Local people suggest you buy your tickets at a coach terminal, as there are some fraud charges that are deducted by tugs and travel agents, especially in the beloved backpacking areas of Bangkok. When you' re on the road, you may not have a lot of options. However, for travel to places like Koh Samui, there are cheap flights from Bangkok that will take you directly to the isle.

It is not recommended to drive in the crowded cities of Bangkok or Chiang Mai, but in other areas it is an interesting alternative to rent a vehicle if you prefer to drive alone. The big landlords are all active in Thailand, among them Avis, Budget, National, Sixt and Hertz. We also have a number of Thailand hire agencies.

While you may only be able to get away with your normal driving licence, if you hire from a landlord, you may be asked for an international driving licence, which you can obtain from the AAA office in the USA.

Ask your hirer about other limitations, such as regulations against riding on dirt road or beach. It' s common for you to have to hand in your pass when you rent a motorcycle. Tourism Thailand says motorcycle crashes are the main cause of death for foreign nationals in Thailand, and the streets of Koh Samui and Koh Phangan can be particularly hazardous.

There are many ways to get around Bangkok. Skytrain (also known as BTS) is the best and most effective way to get around Bangkok's nightmare of transport. Skytrain carriages are beautifully air-conditioned and take you to the creek, where you can change to a boat if you want to visit places of interest (such as the Royal Palace) that are not close to a Skytrain stop.

It is strongly recommended that you select a Skytrain stop in the immediate vicinity of the city. In Bangkok there is also a metro system, the MRT. It is as pure, contemporary and effective as the Skytrain, but we think it goes to less important tourist locations - and it has much fewer stations.

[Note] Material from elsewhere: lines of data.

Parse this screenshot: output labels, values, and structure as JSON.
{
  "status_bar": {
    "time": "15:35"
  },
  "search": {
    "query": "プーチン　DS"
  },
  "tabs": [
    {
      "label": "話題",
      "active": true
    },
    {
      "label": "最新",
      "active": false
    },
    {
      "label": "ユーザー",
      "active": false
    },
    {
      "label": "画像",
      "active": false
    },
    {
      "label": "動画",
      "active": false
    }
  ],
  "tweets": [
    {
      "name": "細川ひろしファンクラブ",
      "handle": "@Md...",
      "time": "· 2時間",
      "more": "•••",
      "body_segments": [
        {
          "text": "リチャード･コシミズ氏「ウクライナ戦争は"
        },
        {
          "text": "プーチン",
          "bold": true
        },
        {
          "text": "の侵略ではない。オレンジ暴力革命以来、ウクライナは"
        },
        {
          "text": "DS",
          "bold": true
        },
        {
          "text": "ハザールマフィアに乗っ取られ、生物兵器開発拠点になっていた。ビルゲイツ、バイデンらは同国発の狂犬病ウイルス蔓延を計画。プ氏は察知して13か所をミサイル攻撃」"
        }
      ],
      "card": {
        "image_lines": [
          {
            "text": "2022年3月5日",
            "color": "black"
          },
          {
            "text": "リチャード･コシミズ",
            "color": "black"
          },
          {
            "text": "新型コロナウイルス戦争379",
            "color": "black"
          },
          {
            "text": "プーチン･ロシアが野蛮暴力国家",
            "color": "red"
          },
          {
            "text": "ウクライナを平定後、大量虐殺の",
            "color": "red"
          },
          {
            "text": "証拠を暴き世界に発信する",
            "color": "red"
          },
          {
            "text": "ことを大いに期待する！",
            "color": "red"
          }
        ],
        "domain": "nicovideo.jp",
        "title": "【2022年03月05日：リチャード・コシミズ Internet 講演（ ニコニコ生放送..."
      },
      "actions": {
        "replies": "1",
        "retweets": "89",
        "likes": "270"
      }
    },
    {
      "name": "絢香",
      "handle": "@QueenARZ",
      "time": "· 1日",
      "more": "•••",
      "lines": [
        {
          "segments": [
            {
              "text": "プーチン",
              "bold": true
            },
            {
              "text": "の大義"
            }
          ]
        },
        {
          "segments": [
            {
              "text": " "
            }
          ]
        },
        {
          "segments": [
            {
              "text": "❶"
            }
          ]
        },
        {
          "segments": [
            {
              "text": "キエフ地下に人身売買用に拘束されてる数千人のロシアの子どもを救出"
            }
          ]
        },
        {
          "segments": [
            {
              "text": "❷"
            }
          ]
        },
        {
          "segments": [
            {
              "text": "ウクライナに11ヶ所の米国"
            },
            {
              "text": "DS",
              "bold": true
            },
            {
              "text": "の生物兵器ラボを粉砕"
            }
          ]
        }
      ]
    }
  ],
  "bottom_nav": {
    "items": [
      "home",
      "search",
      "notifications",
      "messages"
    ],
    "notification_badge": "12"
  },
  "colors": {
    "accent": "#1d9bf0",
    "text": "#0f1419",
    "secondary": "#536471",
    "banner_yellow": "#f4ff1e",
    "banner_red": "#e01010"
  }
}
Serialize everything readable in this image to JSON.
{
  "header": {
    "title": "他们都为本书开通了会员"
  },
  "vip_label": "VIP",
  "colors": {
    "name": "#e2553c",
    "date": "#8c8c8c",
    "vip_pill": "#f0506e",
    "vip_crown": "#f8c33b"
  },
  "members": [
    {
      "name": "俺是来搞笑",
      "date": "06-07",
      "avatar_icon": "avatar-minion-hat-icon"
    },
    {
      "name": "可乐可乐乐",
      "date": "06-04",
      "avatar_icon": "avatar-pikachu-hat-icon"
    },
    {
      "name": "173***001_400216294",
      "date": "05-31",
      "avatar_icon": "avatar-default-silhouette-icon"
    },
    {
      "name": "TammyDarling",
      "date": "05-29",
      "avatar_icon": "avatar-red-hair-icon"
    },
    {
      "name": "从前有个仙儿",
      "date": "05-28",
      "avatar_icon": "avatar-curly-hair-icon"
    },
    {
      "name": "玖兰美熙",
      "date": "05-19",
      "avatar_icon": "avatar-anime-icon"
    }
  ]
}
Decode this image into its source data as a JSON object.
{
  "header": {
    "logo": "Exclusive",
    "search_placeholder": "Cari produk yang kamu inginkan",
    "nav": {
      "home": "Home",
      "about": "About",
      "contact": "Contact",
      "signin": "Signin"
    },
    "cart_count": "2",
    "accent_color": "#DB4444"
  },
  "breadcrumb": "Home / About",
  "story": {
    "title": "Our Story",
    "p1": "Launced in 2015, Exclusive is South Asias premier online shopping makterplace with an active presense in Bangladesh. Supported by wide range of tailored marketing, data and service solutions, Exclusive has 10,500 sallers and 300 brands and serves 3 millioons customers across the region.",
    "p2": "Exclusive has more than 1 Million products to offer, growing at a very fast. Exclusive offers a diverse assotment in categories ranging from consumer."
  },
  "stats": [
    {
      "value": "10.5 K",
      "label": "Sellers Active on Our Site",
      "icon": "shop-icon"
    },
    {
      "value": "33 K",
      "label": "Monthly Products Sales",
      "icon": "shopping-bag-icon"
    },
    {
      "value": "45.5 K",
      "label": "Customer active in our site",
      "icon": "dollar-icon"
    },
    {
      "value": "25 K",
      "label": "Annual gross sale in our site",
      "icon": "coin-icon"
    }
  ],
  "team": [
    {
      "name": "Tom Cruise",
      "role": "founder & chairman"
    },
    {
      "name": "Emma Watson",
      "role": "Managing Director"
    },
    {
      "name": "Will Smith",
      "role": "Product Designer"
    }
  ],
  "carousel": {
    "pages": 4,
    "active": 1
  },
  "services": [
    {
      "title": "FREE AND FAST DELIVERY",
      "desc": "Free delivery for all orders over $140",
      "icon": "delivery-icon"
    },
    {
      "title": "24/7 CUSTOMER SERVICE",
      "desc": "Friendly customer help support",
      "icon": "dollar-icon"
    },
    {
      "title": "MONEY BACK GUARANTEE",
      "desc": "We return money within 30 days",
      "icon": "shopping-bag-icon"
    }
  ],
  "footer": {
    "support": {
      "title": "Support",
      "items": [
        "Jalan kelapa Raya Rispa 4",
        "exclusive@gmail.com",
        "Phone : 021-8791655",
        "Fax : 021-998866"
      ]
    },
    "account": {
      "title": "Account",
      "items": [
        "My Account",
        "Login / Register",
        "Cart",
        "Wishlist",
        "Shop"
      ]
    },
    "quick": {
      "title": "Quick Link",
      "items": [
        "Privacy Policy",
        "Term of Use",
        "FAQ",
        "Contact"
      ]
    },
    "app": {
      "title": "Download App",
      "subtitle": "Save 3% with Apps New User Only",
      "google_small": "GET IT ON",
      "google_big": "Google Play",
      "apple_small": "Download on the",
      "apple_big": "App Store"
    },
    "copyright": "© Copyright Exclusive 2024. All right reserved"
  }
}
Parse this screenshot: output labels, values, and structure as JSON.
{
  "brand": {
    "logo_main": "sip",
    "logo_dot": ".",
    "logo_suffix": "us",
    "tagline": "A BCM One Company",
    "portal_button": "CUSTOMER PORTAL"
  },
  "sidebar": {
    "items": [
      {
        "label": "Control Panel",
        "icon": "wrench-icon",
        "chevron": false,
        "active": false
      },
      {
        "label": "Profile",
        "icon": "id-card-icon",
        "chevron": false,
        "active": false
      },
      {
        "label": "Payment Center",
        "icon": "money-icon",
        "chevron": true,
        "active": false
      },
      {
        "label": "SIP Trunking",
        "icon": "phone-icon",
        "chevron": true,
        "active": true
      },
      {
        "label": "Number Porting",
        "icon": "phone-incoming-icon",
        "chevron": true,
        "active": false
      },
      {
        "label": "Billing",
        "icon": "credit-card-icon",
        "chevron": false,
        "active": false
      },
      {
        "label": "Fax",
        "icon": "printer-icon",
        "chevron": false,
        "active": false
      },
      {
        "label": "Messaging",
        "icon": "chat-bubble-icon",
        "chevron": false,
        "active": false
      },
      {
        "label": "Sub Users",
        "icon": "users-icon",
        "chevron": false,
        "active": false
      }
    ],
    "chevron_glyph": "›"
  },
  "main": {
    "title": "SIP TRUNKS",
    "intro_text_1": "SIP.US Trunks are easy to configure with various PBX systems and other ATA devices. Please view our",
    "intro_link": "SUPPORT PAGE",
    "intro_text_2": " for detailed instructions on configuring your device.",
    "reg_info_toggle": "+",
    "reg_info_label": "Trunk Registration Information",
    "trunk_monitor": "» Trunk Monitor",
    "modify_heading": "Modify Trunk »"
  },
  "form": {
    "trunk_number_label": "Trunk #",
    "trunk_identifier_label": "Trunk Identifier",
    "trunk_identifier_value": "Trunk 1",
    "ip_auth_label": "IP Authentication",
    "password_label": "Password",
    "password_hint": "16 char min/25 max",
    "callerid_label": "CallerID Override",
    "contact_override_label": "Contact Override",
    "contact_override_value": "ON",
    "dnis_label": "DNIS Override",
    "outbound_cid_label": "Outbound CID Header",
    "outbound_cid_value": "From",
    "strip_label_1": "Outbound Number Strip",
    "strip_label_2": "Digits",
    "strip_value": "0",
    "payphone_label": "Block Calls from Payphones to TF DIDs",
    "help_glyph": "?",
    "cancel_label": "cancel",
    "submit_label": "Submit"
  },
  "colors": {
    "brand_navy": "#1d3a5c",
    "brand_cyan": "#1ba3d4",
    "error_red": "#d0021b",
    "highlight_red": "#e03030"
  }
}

Skytrain and MRT are connecting at Asok station. Chao Phraya Express ferries run on the lively stream that crosses the town. There is a large landing stage for ferries and a ticketing stand at the Saphan Taksin stop (there are also some commercially available ferries operating here, so take a few minutes to clear things up).

Ships are not air-conditioned, but it is colder on the sea. The coaches are connected to all other public transport networks and offer different level of convenience and corresponding prices. The majority of cabs are air-conditioned, but make sure it works before you decide. Trishaw motorised tuk-tuks scurry through the town in a daring way.

The riders usually gather near the Skytrain stations or shops and usually carry colorful waistcoats with numbers. Often a hotel offers a pick-up and drop-off as well, but this costs more than a taxid. Chang-mai has a regional coach company, but in most other places tuk-tuks or song-thaew (pick-up truck with opposite seats in the background and a top over the head) are the most important means of transport.